I have noticed if I replace minutes or hours in my day with activities that create other emotions, I am not generally feeling anxiety or as strong anxiety as I feel when there’s nothing distracting me from it. The coyote distracted you from all other emotions! Not suggesting you had butt coyotes regularly as a diversion! However, the more time spent focused on something else the less time spent feeling intense anxiety.

All emotions stem from chemical releases the body creates when the brain reacts to a situation and signals the appropriate chemical release in response. If we’re constantly flooded with flight fight chemicals our body gets good at releasing more of them in a vicious cycle. A childhood filled with fear teaches the brain to be on high alert all the time. It doesn’t know how to relax and signal the body to create nice chemical releases.

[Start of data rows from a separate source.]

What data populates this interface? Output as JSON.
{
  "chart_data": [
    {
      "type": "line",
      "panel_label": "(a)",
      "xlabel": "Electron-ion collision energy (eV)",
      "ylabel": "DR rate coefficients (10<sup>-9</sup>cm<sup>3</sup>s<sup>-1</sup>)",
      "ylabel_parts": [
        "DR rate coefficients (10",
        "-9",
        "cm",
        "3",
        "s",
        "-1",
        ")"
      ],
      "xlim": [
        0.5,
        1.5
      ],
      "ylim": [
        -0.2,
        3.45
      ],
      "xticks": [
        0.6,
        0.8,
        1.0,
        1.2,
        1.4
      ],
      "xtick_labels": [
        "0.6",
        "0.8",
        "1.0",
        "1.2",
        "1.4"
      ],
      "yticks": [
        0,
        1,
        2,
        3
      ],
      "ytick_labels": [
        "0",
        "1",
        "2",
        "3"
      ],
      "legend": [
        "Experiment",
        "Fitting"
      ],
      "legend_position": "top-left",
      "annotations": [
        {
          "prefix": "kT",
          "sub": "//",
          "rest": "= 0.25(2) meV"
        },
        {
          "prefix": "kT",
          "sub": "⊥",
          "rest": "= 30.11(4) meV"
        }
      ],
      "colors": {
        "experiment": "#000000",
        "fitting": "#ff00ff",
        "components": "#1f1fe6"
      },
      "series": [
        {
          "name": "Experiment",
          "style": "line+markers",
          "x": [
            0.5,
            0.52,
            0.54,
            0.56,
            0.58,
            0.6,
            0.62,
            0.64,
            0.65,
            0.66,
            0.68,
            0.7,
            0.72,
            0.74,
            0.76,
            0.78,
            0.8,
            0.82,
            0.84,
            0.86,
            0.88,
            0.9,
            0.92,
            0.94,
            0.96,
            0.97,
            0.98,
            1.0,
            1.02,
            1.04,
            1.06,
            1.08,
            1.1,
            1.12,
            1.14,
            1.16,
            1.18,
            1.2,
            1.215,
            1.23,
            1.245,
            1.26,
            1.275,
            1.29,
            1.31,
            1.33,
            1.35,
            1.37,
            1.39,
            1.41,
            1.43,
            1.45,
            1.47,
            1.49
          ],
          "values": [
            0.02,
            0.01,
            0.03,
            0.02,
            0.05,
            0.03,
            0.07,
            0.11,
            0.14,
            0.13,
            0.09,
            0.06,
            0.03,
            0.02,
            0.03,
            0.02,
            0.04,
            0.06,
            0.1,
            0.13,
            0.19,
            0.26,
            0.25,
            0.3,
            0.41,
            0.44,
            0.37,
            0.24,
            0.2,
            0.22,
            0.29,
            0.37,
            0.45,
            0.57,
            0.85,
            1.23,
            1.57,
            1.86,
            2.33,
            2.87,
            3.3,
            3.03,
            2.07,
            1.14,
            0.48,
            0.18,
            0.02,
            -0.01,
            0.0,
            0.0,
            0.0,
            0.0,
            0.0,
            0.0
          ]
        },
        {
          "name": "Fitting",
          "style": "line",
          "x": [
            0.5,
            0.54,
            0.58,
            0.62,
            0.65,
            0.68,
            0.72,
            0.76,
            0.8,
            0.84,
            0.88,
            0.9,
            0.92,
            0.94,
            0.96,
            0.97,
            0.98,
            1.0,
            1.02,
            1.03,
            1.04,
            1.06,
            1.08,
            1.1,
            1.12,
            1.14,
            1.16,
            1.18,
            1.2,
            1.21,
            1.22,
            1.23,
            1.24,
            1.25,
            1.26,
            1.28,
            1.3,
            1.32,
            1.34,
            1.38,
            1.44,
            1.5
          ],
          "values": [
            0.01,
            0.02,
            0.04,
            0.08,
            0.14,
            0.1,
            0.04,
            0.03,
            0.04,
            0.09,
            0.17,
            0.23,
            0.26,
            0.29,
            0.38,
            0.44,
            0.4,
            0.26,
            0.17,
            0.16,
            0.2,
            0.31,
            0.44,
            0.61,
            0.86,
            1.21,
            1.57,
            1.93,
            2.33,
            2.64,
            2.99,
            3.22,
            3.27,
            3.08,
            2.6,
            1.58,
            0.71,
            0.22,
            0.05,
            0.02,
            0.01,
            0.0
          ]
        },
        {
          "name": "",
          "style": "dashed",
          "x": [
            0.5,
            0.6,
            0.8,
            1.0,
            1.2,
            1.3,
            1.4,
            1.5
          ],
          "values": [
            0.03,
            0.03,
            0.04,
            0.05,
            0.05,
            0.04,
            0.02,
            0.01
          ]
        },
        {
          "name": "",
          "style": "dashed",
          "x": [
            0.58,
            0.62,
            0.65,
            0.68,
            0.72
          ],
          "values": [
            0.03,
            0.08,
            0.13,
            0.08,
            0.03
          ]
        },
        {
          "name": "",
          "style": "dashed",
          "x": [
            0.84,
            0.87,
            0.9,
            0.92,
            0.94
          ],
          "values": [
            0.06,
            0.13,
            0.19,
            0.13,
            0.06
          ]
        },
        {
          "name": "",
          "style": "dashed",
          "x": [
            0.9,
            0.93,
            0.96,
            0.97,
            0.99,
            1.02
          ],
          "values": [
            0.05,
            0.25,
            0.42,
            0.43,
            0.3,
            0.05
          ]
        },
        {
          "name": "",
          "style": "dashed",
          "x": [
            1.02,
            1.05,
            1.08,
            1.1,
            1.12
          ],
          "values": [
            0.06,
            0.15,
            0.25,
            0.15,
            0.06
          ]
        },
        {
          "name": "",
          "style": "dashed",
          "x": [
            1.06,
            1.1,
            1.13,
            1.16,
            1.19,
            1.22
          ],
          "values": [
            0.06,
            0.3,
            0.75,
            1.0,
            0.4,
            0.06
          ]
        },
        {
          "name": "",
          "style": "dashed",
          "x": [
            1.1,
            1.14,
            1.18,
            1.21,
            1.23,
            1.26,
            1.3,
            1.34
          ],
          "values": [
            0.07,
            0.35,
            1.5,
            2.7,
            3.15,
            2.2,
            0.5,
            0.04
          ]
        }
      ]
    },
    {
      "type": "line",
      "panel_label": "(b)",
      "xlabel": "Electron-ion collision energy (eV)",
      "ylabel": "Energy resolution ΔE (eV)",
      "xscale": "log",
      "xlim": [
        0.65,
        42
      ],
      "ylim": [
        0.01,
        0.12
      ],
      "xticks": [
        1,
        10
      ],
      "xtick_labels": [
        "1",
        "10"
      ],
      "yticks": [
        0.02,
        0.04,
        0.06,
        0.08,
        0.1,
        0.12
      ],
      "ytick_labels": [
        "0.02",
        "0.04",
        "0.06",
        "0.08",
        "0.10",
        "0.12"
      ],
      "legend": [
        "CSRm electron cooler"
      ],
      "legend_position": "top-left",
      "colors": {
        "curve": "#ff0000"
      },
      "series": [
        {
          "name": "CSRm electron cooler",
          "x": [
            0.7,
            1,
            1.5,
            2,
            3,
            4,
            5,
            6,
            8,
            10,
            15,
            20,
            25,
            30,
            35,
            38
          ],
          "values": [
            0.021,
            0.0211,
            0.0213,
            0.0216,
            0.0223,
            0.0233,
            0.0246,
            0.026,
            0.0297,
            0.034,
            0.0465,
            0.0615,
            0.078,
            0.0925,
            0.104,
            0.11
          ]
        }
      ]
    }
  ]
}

We can actively turn it around, but it takes a very long time, and a great deal of commitment with only very small improvements that sometimes aren’t very obvious. It’s disheartening to push yourself to do something to create a space where you’re feeling something different, only to find the anxiety to creeps in, or the different emotion you’re feeling is so blah it doesn’t feel like you’ve achieved.

I went through a dreadful time a few years back, and I made myself go walking a lot, because while walking although my brain did wander to the things I was suffering from, it also had to focus on where I put my feet so I didn’t turn an ankle or fall. I had to navigate the world. And during those moments a slice of my agony pie was replaced with other things. I figured practise makes perfect; if I’m handed an agony pie each day I might as well replace little slices of it with something else, even if that something is mundane.

After a few too many years there are moments of sunshine in my life. I laughed the other day. True laughter. I hadn’t laughed in years!